The court was told some of Plumb’s earliest offences included shoplifting, not following police directions, possessing a small amount of cannabis and trespassing while sleeping in underground car parks.
Plumb’s GP then “took the unusual step” of cancelling his driver’s licence before he continued to drive and was caught behind the wheel with drugs in his system.
His offending “ramped up” this year when he broke into his brother’s house and got caught with methamphetamines.
In February, Plumb broke into a restaurant, destroying a door, damaging a ceiling and “ransacking” the place. He was found incoherent and in possession of cannabis.
On another day he was found “agitated” in someone’s house with a large kitchen knife and a stolen laptop after destroying a glass window and letterbox.
The most serious of his offences occurred on March 10 when he burgled a house, stealing 50 items worth in excess of $4000, including jewellery, mobile phones, car keys and clothes.
Plumb attempted to sell two watches at a loan office.
“The facts speak of someone who has descended into drug use over a long period,” Magistrate Pink said.

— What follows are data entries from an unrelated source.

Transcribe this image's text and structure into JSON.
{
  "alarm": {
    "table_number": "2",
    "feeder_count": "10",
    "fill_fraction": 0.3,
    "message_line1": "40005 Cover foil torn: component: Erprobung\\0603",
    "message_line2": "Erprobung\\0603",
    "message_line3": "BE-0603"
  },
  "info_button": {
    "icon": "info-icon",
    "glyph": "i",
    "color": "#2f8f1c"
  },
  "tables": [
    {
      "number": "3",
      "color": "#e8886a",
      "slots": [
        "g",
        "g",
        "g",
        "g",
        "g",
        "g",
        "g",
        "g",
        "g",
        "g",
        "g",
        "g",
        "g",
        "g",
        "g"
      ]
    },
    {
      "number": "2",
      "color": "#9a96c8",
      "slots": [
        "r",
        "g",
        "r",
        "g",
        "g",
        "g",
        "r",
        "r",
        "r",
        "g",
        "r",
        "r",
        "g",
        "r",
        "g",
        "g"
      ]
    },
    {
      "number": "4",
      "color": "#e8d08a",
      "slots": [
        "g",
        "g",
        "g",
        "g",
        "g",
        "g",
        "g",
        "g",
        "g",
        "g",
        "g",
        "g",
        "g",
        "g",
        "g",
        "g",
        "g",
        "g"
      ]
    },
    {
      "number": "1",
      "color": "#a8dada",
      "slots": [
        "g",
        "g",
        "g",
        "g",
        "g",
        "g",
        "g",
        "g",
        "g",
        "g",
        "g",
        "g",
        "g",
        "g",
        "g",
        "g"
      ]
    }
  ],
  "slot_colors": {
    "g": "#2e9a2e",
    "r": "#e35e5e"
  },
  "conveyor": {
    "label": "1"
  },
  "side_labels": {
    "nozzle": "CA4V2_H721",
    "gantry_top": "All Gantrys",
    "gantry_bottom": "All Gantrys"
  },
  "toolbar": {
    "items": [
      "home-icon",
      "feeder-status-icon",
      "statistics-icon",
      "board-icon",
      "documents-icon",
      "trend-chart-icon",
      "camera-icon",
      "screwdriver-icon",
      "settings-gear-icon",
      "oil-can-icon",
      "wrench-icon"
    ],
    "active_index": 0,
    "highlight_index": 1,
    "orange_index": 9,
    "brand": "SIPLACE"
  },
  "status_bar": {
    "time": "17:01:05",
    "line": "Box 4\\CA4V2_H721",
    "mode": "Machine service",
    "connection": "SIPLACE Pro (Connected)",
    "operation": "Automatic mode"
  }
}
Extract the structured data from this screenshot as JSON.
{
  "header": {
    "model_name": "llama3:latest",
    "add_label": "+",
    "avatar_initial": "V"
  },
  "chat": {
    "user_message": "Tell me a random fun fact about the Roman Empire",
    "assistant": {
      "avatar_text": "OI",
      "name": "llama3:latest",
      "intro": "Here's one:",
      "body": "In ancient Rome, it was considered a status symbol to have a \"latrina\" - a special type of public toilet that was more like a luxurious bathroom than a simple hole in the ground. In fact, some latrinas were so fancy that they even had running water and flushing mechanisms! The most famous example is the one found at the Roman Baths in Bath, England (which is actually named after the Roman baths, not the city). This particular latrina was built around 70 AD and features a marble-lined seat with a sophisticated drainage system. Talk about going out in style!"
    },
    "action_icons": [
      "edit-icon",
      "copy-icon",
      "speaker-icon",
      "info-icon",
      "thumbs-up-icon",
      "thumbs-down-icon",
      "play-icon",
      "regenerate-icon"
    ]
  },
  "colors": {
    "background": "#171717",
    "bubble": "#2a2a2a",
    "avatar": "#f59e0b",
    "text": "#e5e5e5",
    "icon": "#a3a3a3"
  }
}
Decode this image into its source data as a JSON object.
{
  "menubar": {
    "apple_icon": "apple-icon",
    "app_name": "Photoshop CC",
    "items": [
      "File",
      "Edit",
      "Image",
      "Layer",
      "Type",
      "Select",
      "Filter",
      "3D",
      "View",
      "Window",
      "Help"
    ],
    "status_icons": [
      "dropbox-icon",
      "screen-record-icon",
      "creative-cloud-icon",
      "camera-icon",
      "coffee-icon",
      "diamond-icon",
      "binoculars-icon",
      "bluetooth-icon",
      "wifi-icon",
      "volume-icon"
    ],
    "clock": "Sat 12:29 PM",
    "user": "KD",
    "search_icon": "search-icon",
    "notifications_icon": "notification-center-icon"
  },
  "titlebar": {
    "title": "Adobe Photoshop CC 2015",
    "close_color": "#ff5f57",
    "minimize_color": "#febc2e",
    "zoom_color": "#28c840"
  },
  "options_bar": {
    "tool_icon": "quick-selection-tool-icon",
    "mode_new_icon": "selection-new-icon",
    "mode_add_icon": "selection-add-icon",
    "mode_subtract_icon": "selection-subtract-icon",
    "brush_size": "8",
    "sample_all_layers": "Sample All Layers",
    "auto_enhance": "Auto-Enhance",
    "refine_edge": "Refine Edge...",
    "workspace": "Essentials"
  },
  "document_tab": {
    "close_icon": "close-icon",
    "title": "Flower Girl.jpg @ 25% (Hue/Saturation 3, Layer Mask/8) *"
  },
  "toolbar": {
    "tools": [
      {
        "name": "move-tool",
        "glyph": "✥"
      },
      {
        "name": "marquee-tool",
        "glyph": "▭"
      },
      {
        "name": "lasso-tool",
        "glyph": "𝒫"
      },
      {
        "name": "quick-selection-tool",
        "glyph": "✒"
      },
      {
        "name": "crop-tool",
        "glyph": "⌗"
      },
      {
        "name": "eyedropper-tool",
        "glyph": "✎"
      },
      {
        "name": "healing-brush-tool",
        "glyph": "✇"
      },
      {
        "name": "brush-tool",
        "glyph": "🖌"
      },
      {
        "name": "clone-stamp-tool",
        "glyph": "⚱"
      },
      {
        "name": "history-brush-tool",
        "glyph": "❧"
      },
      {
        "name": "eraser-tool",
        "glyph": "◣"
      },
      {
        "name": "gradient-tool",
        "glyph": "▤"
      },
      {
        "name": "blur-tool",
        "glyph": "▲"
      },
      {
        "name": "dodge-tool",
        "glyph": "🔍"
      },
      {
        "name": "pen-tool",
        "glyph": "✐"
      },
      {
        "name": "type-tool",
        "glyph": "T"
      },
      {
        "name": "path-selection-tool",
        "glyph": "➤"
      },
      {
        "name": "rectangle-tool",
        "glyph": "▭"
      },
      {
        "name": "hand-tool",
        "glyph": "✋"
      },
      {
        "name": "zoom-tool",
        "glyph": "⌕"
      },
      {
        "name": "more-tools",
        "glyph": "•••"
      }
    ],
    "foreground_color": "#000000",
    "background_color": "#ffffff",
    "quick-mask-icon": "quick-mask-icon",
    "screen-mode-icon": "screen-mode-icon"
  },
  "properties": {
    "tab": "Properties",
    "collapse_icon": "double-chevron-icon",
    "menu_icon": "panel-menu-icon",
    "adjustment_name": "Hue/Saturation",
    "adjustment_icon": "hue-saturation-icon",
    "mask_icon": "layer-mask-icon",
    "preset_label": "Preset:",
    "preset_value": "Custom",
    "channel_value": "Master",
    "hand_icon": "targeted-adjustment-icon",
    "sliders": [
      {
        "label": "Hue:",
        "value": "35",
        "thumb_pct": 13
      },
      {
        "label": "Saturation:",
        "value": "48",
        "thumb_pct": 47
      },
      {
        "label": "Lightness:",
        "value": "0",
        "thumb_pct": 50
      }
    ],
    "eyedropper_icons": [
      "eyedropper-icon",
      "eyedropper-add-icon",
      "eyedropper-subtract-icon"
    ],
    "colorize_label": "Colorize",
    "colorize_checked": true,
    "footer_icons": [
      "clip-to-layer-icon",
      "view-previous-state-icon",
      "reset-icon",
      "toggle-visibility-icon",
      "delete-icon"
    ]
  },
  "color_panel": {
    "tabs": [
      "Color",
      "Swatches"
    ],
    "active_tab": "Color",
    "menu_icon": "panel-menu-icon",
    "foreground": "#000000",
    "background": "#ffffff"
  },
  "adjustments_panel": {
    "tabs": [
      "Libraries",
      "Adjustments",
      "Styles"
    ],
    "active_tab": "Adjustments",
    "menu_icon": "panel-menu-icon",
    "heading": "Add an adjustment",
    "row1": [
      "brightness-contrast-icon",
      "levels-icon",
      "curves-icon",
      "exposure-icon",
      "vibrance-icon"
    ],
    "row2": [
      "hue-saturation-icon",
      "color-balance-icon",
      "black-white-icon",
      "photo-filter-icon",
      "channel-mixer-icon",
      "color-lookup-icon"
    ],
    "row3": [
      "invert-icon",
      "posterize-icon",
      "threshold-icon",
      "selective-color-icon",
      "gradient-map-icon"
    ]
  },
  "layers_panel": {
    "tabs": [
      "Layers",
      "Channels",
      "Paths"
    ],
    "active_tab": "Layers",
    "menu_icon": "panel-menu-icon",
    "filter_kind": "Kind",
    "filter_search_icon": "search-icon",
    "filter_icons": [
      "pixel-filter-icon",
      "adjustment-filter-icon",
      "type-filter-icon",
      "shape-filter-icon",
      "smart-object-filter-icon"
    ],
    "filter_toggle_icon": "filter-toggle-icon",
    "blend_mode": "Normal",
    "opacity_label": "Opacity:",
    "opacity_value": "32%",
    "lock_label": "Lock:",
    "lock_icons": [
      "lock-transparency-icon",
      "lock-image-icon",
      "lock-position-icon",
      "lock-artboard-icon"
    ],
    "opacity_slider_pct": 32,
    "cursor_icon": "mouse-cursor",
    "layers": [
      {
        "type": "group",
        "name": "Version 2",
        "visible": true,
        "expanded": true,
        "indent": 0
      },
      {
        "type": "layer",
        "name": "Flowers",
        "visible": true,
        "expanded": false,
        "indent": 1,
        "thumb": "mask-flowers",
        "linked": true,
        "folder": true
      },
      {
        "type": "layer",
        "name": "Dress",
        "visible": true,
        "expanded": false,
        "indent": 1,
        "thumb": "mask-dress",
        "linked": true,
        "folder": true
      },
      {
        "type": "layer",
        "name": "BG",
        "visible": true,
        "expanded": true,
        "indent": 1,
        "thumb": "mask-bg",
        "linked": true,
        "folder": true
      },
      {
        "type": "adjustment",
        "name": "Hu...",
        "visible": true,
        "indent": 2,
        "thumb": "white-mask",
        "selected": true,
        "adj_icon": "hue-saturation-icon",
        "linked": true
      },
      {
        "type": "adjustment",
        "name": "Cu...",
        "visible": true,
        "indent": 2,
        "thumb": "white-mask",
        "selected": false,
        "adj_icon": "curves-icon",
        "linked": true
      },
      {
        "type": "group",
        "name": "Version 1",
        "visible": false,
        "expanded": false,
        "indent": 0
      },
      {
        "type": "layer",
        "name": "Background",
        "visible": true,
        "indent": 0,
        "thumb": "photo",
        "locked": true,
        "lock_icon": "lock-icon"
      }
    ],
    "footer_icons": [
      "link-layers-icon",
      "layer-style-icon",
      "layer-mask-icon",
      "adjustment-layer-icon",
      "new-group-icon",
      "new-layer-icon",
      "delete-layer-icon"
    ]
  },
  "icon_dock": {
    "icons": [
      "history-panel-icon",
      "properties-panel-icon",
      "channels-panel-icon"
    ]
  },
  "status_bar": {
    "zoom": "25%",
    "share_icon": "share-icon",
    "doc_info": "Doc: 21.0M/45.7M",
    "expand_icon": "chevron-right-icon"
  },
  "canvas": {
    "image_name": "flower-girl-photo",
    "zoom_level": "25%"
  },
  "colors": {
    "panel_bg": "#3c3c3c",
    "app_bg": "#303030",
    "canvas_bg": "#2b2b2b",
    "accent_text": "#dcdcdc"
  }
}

“It was a sufficiently long period as to alienate family … and also sufficient enough period of time as to result in (Plumb’s driver’s) licence being cancelled by a GP and being suspended from work.
“That is the worrying aspect, that this happened over time.”
Magistrate Pink said it was enough to justify imprisonment but she took into account the “exemplary life” defence solicitor Demi Quadrio, from Gatenby Criminal Lawyers, said Plumb exhibited before 2021.
It included his ability to leave school at 14 to complete a jockey’s apprenticeship by 19 before riding in 5000-6000 races in a successful career that included stints in Singapore, New Zealand, China and domestically in Queensland, Adelaide and Melbourne.
Ms Quadrio said the use of drugs among jockeys was “rife”, but was instructed by her client that illicit substances hadn’t been an issue in his life before 2021.
She said drug use became a regular occurrence for Plumb in May last year and it spiralled out of control following his separation from his partner before he lost his job and his two children went to live with his parents.